Workflow is a topic that is taught and mentioned on every workshop I teach. You can find volumes of information online about numerous photographer’s workflows, and a general trend emerges. Everyone’s workflow is slightly different, and is based on their particular situation. You might shoot 1000 images in a month, or an hour. You might have a deadline in an hour, or next month. You may edit on a brand new Mac, or on a dusty old desktop. It is important for every photographer to find a system that works for their particular shooting needs.

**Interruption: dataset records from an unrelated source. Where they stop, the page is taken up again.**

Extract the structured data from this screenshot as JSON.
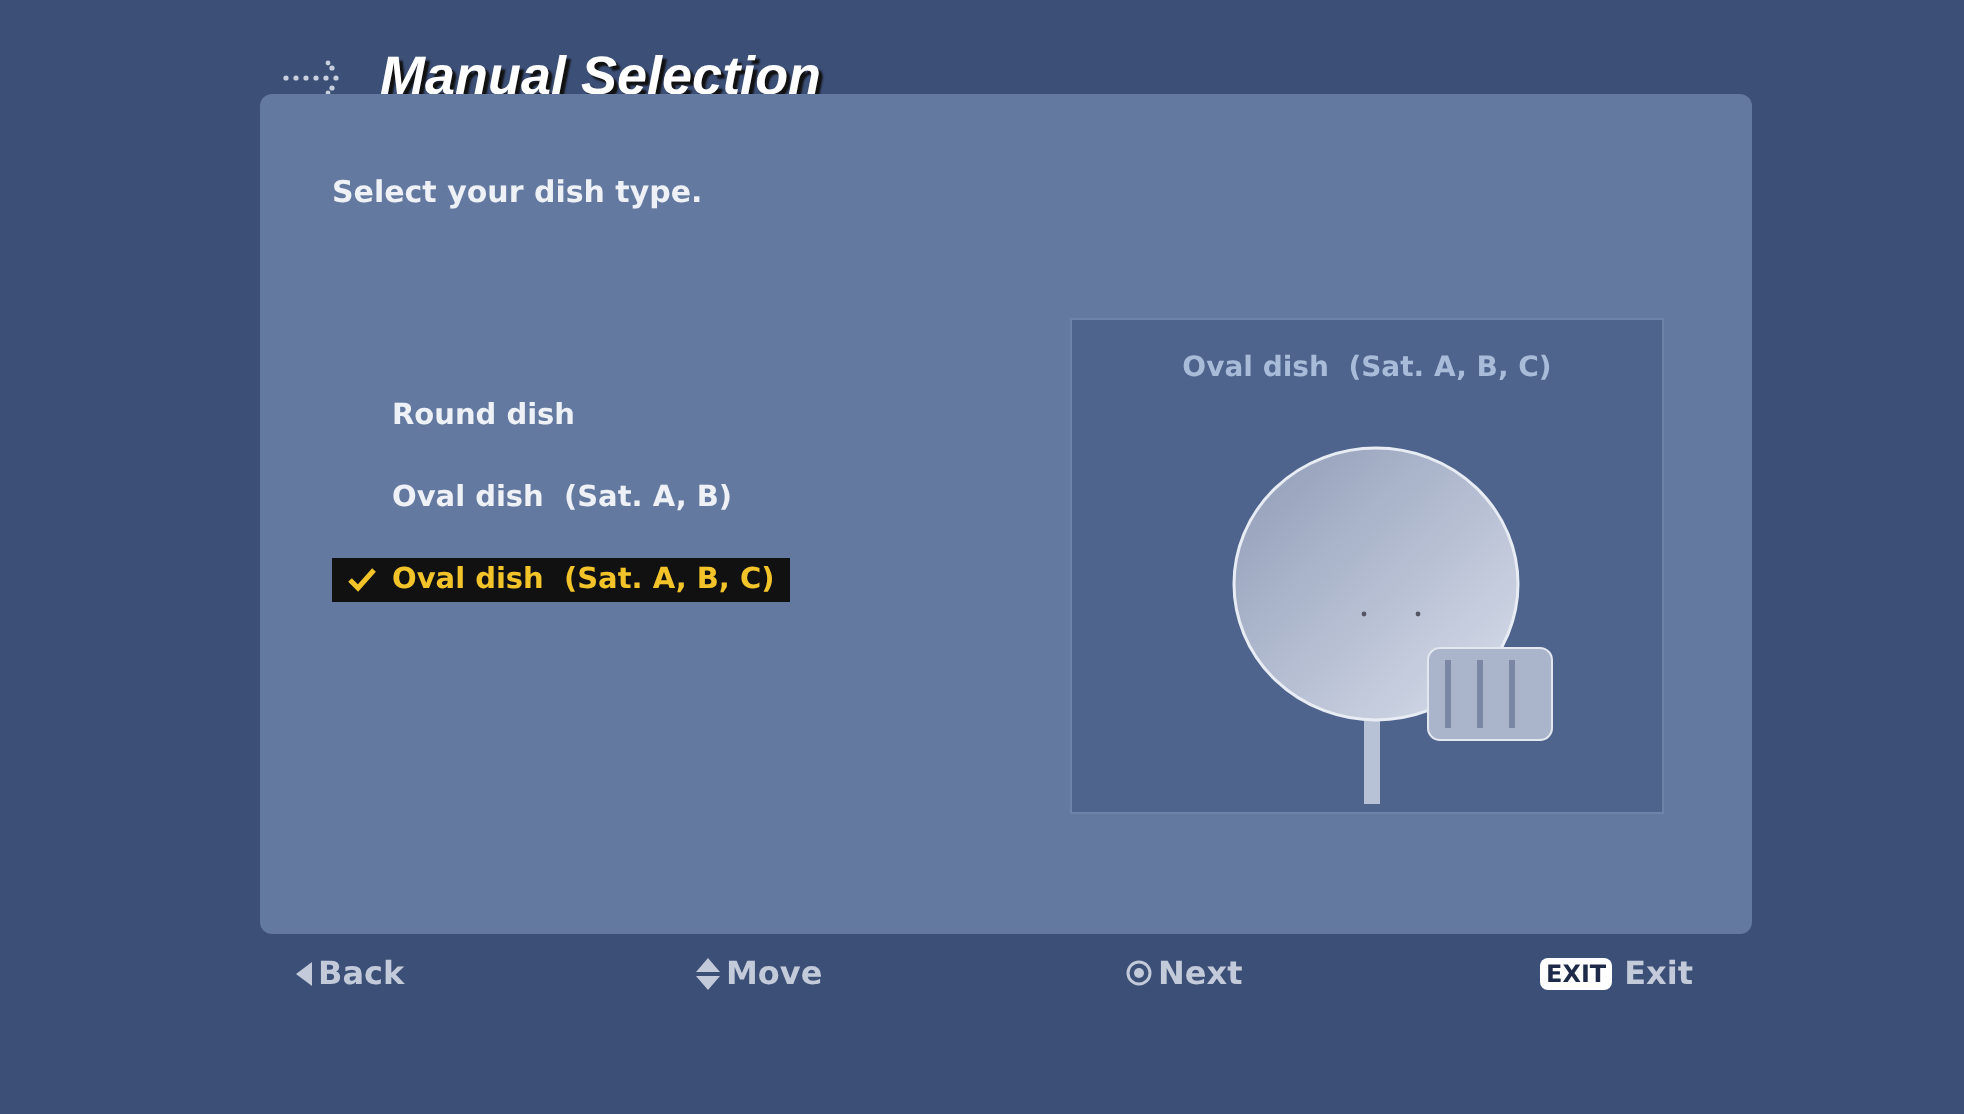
{
  "title": "Manual Selection",
  "prompt": "Select your dish type.",
  "options": [
    {
      "label": "Round dish",
      "selected": false
    },
    {
      "label": "Oval dish  (Sat. A, B)",
      "selected": false
    },
    {
      "label": "Oval dish  (Sat. A, B, C)",
      "selected": true
    }
  ],
  "preview": {
    "caption": "Oval dish  (Sat. A, B, C)"
  },
  "footer": [
    {
      "kind": "back",
      "label": "Back"
    },
    {
      "kind": "move",
      "label": "Move"
    },
    {
      "kind": "next",
      "label": "Next"
    },
    {
      "kind": "exit",
      "key": "EXIT",
      "label": "Exit"
    }
  ]
}
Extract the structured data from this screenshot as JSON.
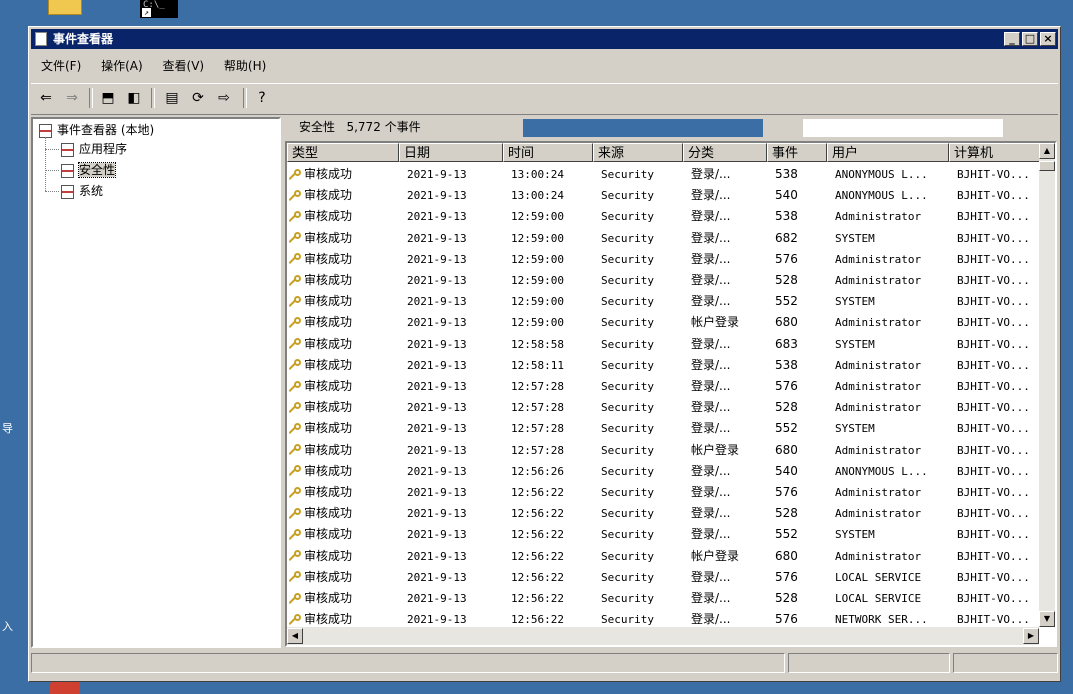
{
  "desktop": {
    "cmd_icon_text": "C:\\_",
    "labels": [
      "导",
      "入"
    ]
  },
  "window": {
    "title": "事件查看器"
  },
  "menubar": {
    "items": [
      "文件(F)",
      "操作(A)",
      "查看(V)",
      "帮助(H)"
    ]
  },
  "tree": {
    "root": "事件查看器 (本地)",
    "items": [
      "应用程序",
      "安全性",
      "系统"
    ],
    "selected": "安全性"
  },
  "panel": {
    "title": "安全性",
    "count": "5,772 个事件"
  },
  "columns": [
    "类型",
    "日期",
    "时间",
    "来源",
    "分类",
    "事件",
    "用户",
    "计算机"
  ],
  "rows": [
    [
      "审核成功",
      "2021-9-13",
      "13:00:24",
      "Security",
      "登录/...",
      "538",
      "ANONYMOUS L...",
      "BJHIT-VO..."
    ],
    [
      "审核成功",
      "2021-9-13",
      "13:00:24",
      "Security",
      "登录/...",
      "540",
      "ANONYMOUS L...",
      "BJHIT-VO..."
    ],
    [
      "审核成功",
      "2021-9-13",
      "12:59:00",
      "Security",
      "登录/...",
      "538",
      "Administrator",
      "BJHIT-VO..."
    ],
    [
      "审核成功",
      "2021-9-13",
      "12:59:00",
      "Security",
      "登录/...",
      "682",
      "SYSTEM",
      "BJHIT-VO..."
    ],
    [
      "审核成功",
      "2021-9-13",
      "12:59:00",
      "Security",
      "登录/...",
      "576",
      "Administrator",
      "BJHIT-VO..."
    ],
    [
      "审核成功",
      "2021-9-13",
      "12:59:00",
      "Security",
      "登录/...",
      "528",
      "Administrator",
      "BJHIT-VO..."
    ],
    [
      "审核成功",
      "2021-9-13",
      "12:59:00",
      "Security",
      "登录/...",
      "552",
      "SYSTEM",
      "BJHIT-VO..."
    ],
    [
      "审核成功",
      "2021-9-13",
      "12:59:00",
      "Security",
      "帐户登录",
      "680",
      "Administrator",
      "BJHIT-VO..."
    ],
    [
      "审核成功",
      "2021-9-13",
      "12:58:58",
      "Security",
      "登录/...",
      "683",
      "SYSTEM",
      "BJHIT-VO..."
    ],
    [
      "审核成功",
      "2021-9-13",
      "12:58:11",
      "Security",
      "登录/...",
      "538",
      "Administrator",
      "BJHIT-VO..."
    ],
    [
      "审核成功",
      "2021-9-13",
      "12:57:28",
      "Security",
      "登录/...",
      "576",
      "Administrator",
      "BJHIT-VO..."
    ],
    [
      "审核成功",
      "2021-9-13",
      "12:57:28",
      "Security",
      "登录/...",
      "528",
      "Administrator",
      "BJHIT-VO..."
    ],
    [
      "审核成功",
      "2021-9-13",
      "12:57:28",
      "Security",
      "登录/...",
      "552",
      "SYSTEM",
      "BJHIT-VO..."
    ],
    [
      "审核成功",
      "2021-9-13",
      "12:57:28",
      "Security",
      "帐户登录",
      "680",
      "Administrator",
      "BJHIT-VO..."
    ],
    [
      "审核成功",
      "2021-9-13",
      "12:56:26",
      "Security",
      "登录/...",
      "540",
      "ANONYMOUS L...",
      "BJHIT-VO..."
    ],
    [
      "审核成功",
      "2021-9-13",
      "12:56:22",
      "Security",
      "登录/...",
      "576",
      "Administrator",
      "BJHIT-VO..."
    ],
    [
      "审核成功",
      "2021-9-13",
      "12:56:22",
      "Security",
      "登录/...",
      "528",
      "Administrator",
      "BJHIT-VO..."
    ],
    [
      "审核成功",
      "2021-9-13",
      "12:56:22",
      "Security",
      "登录/...",
      "552",
      "SYSTEM",
      "BJHIT-VO..."
    ],
    [
      "审核成功",
      "2021-9-13",
      "12:56:22",
      "Security",
      "帐户登录",
      "680",
      "Administrator",
      "BJHIT-VO..."
    ],
    [
      "审核成功",
      "2021-9-13",
      "12:56:22",
      "Security",
      "登录/...",
      "576",
      "LOCAL SERVICE",
      "BJHIT-VO..."
    ],
    [
      "审核成功",
      "2021-9-13",
      "12:56:22",
      "Security",
      "登录/...",
      "528",
      "LOCAL SERVICE",
      "BJHIT-VO..."
    ],
    [
      "审核成功",
      "2021-9-13",
      "12:56:22",
      "Security",
      "登录/...",
      "576",
      "NETWORK SER...",
      "BJHIT-VO..."
    ]
  ],
  "colors": {
    "desktop": "#3a6ea5",
    "titlebar": "#0a246a",
    "chrome": "#d4d0c8",
    "key_icon": "#c8a020"
  }
}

Which brings me to Photo Mechanic. I’ve been using Photo Mechanic for ten years now, and I can’t imagine my workflow without it. Why? Because as Camera Bits (they make PM) states on their website, Photo Mechanic is a workshop accelerator. The other day I did a huge volume shoot for a client, and I needed images asap to send to the client. With Photo Mechanic I could instantly preview images (on the card or on the computer), tag the few I liked, do simple edits and have the select images in less than an hour. Photo Mechanic is the fastest browser on the market; my D810 files are shown instantly, no waiting for previews.
Here is another scenario that might apply to you if you aren’t shooting assignments with clients waiting for sample shots. I recently returned from Iceland on a photo workshop, and we spent everyday out in the field photographing. The shooting was over the top and we were capturing hundreds of images each day. We would return to our hotel, have an hour before dinner, and I would arrive at the table with my laptop with my best images from the day already in a folder ready to go. Participants are amazed at how I work so fast. The key to my fast workflow is using Photo Mechanic to quickly select my best images from the day. If I want to present a slideshow to clients, two quick command key strokes and a beautiful slide show is created to showcase the images. Photo Mechanic goes for $150, or you can try it out for free. In my workflow it is money well spent.